Não está sozinha, garante, mas também não está entre a maioria dos russos. “Entre os meus amigos e conhecidos, 50% são contra a guerra e a outra metade a favor”, reconhece. O centro de estatísticas russo Levada, considerado independente, vai um pouco mais longe e diz que, em Fevereiro, 71 % da população apoiava as acções do Presidente Vladimir Putin, embora não seja claro se esta percentagem já inclui a invasão da Ucrânia.
O português ouvido pelo PÚBLICO não tem dúvidas que “a sociedade civil está dividida”. Entre os que “reprovam veementemente” a intervenção militar na Ucrânia estão pessoas que, pela descrição do português, podem ser o papel químico de Anjelica. “Estão cientes das consequências que [a invasão e as sanções] acarretam. Muitos já as estão a sentir na pele”, explica. Não é só o poder de compra que diminui, é também, diz, “a responsabilidade moral das acções militares” que carregam, e o receio do “isolamento total”, associado ao “estigma da má fama da qual a partir daqui gozarão todos os cidadãos russos”.
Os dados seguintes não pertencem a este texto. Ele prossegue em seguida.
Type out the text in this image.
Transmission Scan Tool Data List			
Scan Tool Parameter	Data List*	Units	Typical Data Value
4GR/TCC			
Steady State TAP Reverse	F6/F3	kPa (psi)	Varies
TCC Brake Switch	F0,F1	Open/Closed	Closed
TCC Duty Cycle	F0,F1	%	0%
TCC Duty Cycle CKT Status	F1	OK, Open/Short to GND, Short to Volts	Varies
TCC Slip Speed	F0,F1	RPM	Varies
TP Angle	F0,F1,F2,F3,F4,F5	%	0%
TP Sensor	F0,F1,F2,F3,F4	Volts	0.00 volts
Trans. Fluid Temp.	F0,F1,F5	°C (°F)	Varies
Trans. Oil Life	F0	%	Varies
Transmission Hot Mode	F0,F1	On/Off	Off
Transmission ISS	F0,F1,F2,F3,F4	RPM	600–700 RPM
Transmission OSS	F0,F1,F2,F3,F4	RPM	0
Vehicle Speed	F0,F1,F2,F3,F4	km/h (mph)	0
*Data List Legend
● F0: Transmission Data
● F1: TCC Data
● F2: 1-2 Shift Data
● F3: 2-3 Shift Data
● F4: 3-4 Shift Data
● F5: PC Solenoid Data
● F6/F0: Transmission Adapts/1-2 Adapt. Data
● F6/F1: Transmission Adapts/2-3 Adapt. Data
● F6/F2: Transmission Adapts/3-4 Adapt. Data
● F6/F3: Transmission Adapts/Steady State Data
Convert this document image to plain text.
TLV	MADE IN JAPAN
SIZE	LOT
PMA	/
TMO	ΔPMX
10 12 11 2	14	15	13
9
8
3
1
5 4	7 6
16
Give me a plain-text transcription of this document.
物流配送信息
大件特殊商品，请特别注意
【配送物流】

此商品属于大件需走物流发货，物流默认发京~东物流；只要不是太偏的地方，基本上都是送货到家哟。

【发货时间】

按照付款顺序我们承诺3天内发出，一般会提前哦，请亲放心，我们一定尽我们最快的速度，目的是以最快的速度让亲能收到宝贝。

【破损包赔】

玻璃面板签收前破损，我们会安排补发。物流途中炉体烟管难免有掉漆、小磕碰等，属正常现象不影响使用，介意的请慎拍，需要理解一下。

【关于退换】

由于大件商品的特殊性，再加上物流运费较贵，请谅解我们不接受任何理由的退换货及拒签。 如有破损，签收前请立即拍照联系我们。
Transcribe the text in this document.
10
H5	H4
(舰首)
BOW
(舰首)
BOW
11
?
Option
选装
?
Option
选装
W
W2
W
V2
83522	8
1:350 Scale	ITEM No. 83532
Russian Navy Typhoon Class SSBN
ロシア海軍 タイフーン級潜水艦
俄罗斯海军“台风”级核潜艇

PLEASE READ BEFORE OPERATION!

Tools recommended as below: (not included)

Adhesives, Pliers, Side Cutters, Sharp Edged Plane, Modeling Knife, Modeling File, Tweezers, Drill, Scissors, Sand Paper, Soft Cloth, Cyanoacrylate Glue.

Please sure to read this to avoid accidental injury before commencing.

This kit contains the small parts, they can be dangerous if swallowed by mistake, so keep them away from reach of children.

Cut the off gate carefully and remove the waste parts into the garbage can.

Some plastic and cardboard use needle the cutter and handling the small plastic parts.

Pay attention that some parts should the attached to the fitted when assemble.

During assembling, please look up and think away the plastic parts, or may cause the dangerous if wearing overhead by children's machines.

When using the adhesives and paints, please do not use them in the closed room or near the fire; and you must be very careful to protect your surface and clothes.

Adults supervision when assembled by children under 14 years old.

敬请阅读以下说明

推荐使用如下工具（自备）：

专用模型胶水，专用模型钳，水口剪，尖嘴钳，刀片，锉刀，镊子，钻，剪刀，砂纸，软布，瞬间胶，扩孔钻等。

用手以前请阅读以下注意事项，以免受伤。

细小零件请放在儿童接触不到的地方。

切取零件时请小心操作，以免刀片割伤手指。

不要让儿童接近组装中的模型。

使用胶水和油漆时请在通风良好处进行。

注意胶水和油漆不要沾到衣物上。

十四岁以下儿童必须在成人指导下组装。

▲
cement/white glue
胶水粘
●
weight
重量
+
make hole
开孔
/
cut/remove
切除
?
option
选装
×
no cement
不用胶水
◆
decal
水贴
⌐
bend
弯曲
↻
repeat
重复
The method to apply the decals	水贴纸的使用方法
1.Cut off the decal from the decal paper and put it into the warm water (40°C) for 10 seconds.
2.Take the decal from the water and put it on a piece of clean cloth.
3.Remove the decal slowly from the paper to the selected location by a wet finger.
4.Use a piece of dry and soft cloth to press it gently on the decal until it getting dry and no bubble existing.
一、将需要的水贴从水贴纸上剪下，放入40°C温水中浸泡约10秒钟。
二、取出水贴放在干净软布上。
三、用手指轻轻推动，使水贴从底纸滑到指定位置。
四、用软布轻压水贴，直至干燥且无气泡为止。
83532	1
Perceber os que apoiam a intervenção é, obrigatoriamente, perceber a complexa história da Rússia, que faz com que grande parte da população tenha “uma abordagem emocional” ao conflito, acredita o português. “A intervenção a que assistimos é por muitos vista como inevitável, justificada pela ameaça ocidental à segurança da Rússia e às populações russófonas que vivem na Ucrânia. Tenho no meu círculo de amigos pessoas que apoiam a acção militar e que empregam todo o zelo em tentar justificar o que está a acontecer”, afirma.
O grau de divisão entre a população russa e a abrangência total das consequências que se farão sentir no país são, neste momento, uma incerteza tão grande quanto o fim da guerra.